How should advertising work in online journals?
(all this of course, IMHO, and not representing anyone else - but I'd like to start a conversation)
Compare many statements of the type:
"I don't want to pay for access, just support your service with advertising"
"It should be all open access, with the author paying, unless the author can't, then some foundation or other ought to pick up the slack"
to my horrified reaction:
"evil big publisher x dares to have Google ads on e access to journal y which we pay $x,000 a year to get"
to scientist/engineer reality:
"I sort of miss the ads for equipment and jobs, it made it easier to keep up with that sort of thing. I still flip through my society pub in print so I can get them. I'd like to be able to see older ones, too."
to publisher's reality:
- significant income used to come from advertising, particularly in chemistry and biomed journals, and as high as subscription prices are, they would be even higher without
- we haven't been able to convince advertisers to pay the same amount for online advertising
- we're getting a lot of crap for advertising in and around the scholarly journals we publish
Some publishers are picking only very relevant ads - like ones for scientific instruments while others, like one that starts with an Sp use Google Ads and they're frequently crap.

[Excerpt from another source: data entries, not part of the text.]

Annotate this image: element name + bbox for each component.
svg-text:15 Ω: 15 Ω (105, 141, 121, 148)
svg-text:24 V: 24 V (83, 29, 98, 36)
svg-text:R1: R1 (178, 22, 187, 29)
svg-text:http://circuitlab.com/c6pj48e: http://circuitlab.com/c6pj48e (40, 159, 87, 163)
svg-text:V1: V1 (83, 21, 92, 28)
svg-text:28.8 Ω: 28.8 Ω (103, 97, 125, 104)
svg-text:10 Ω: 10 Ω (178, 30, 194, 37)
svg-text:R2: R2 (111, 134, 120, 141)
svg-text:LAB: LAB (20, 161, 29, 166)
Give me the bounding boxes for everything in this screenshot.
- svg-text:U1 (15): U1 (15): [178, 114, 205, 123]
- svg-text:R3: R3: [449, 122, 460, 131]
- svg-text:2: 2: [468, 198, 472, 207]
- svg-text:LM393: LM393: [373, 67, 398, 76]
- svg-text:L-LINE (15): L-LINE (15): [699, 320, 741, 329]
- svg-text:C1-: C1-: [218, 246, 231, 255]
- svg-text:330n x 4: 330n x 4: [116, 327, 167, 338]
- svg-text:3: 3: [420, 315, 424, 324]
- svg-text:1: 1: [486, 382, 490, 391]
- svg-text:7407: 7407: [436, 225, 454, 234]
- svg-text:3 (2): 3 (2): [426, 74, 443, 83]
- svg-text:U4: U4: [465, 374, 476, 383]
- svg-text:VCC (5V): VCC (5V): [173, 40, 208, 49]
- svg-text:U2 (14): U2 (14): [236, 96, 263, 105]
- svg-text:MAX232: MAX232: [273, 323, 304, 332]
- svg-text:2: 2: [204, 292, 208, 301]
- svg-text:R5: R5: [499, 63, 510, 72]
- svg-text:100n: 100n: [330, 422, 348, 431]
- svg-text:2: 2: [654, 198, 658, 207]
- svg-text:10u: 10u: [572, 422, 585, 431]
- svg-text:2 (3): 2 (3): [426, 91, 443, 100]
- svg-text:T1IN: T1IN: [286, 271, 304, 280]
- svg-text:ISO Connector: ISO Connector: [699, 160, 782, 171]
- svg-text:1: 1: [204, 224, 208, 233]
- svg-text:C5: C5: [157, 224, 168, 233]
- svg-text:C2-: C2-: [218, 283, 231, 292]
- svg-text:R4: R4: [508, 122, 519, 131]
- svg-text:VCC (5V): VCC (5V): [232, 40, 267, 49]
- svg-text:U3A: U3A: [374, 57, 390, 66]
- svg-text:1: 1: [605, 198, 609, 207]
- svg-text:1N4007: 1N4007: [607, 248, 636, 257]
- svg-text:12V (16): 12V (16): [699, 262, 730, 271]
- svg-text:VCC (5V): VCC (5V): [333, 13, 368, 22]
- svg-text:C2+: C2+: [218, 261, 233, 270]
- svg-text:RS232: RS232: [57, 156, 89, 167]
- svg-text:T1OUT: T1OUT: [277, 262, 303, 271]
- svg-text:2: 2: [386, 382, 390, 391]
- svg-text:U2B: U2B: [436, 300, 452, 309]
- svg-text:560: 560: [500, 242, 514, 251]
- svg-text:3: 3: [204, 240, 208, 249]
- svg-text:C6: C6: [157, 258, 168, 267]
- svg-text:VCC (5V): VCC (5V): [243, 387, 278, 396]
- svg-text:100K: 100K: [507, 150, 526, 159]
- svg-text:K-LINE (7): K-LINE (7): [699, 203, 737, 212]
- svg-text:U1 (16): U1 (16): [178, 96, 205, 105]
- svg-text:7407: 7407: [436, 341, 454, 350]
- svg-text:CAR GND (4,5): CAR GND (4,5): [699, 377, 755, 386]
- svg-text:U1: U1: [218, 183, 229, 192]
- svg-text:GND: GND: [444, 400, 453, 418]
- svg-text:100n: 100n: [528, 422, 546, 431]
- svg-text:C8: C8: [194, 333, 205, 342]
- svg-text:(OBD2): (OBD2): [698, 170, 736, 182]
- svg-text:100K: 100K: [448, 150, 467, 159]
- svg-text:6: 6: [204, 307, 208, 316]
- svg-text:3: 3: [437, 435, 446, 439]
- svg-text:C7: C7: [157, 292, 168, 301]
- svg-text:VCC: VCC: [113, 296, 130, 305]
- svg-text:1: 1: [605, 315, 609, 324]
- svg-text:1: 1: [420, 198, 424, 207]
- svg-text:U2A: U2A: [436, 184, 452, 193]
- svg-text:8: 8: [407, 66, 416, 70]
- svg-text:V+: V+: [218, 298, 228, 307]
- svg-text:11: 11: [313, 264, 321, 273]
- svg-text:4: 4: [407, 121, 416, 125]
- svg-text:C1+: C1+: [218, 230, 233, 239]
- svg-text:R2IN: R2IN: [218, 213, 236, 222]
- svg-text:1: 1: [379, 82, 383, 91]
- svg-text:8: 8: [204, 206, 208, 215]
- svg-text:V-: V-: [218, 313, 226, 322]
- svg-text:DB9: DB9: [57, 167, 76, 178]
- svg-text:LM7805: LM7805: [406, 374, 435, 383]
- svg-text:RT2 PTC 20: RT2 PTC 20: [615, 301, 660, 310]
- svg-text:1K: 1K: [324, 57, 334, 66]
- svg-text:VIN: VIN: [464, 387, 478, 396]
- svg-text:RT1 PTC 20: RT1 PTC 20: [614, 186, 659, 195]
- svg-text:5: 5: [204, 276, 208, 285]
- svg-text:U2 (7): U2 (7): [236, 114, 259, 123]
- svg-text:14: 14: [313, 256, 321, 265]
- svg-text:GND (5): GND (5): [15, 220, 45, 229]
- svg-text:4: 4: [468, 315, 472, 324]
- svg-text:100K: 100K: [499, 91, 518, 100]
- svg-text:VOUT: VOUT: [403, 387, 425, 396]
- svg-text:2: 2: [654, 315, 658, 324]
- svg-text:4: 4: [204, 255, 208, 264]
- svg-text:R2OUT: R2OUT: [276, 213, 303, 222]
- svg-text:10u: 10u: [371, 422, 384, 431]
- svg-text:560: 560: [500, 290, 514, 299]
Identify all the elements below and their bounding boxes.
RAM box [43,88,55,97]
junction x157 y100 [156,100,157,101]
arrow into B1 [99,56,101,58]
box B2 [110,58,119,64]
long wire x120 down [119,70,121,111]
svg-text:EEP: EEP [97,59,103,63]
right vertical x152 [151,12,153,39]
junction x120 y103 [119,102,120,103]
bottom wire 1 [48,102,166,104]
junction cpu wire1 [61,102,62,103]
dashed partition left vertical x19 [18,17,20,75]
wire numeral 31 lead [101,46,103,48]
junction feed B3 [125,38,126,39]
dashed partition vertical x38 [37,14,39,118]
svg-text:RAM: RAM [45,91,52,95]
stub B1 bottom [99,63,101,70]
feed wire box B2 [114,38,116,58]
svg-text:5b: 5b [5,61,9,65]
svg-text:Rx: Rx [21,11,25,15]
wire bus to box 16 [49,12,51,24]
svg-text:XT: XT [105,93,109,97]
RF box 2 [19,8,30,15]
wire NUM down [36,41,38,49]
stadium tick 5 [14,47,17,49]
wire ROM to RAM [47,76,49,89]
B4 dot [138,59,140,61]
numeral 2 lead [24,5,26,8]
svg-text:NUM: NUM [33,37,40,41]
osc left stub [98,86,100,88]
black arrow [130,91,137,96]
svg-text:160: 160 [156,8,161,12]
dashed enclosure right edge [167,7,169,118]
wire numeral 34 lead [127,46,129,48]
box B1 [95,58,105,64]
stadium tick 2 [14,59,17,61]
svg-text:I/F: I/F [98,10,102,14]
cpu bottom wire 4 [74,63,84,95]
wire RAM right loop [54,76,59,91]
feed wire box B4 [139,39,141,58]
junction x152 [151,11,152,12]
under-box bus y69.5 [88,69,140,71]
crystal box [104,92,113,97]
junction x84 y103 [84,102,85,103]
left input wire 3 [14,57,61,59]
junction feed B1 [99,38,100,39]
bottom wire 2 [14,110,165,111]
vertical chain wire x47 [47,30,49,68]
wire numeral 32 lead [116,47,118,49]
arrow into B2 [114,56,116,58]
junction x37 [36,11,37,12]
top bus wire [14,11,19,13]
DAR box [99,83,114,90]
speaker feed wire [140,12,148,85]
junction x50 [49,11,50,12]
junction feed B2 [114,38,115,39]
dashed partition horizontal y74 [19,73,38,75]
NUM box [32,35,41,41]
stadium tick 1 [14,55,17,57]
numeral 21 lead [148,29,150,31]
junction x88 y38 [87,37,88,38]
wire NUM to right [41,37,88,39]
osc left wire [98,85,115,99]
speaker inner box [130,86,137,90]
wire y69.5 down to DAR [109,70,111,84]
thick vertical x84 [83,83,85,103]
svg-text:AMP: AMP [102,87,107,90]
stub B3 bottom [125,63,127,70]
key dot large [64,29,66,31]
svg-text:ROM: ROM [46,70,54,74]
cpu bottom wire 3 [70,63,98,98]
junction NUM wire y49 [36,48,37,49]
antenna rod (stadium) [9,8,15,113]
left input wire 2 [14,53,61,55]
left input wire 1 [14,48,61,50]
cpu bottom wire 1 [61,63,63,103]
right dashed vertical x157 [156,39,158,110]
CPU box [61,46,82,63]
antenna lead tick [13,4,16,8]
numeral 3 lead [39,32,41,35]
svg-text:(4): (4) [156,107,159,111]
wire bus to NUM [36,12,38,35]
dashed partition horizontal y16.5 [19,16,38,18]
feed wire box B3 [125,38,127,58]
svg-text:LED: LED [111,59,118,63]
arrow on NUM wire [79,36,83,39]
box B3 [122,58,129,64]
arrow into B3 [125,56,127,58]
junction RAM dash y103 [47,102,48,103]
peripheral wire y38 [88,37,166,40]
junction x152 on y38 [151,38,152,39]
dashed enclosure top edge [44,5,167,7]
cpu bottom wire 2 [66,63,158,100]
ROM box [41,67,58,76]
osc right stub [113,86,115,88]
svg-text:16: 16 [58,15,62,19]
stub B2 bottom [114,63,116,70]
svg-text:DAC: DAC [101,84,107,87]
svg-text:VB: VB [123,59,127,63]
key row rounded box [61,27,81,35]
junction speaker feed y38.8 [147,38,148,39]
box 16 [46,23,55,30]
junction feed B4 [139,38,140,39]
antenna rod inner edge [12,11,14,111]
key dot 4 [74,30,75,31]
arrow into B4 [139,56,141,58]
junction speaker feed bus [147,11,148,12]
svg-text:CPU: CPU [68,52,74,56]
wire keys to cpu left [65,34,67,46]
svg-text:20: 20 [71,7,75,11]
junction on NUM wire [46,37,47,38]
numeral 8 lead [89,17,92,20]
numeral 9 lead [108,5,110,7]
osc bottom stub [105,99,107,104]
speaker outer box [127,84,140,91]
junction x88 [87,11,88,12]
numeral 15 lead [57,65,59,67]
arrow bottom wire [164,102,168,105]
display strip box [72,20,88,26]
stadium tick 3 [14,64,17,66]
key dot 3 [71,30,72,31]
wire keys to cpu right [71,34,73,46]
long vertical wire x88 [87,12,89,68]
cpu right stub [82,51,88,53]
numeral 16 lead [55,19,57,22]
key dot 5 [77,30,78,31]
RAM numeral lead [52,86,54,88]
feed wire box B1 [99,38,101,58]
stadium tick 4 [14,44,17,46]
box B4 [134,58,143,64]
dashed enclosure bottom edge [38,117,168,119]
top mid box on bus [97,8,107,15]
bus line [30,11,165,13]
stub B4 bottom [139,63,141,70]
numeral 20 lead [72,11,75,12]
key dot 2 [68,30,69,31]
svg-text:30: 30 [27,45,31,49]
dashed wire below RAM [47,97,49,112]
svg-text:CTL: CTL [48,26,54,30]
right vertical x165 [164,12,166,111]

So how do we solve this problem? Some magazines have created online analogs of the print, that you can flip through like the print - and see ads, but this isn't the way most people use e-journals now. Magazines and trade pubs are used differently than journals. Some of the publishers surround the html pages for journal articles with carefully selected ads, but what do you do about pdf articles and "seagull" users (swoop in, grab pdf, leave)?
What would you say if your journal article got published and when it came out, it had an ad at the top of the pdf page? Maybe from a company you didn't like for some reason? (like poor experience with equipment or ethics or just bad blood with a sales person) Or what if you thought it made it look like your paper (or data gathering) were sponsored by that company, which could be a conflict of interest?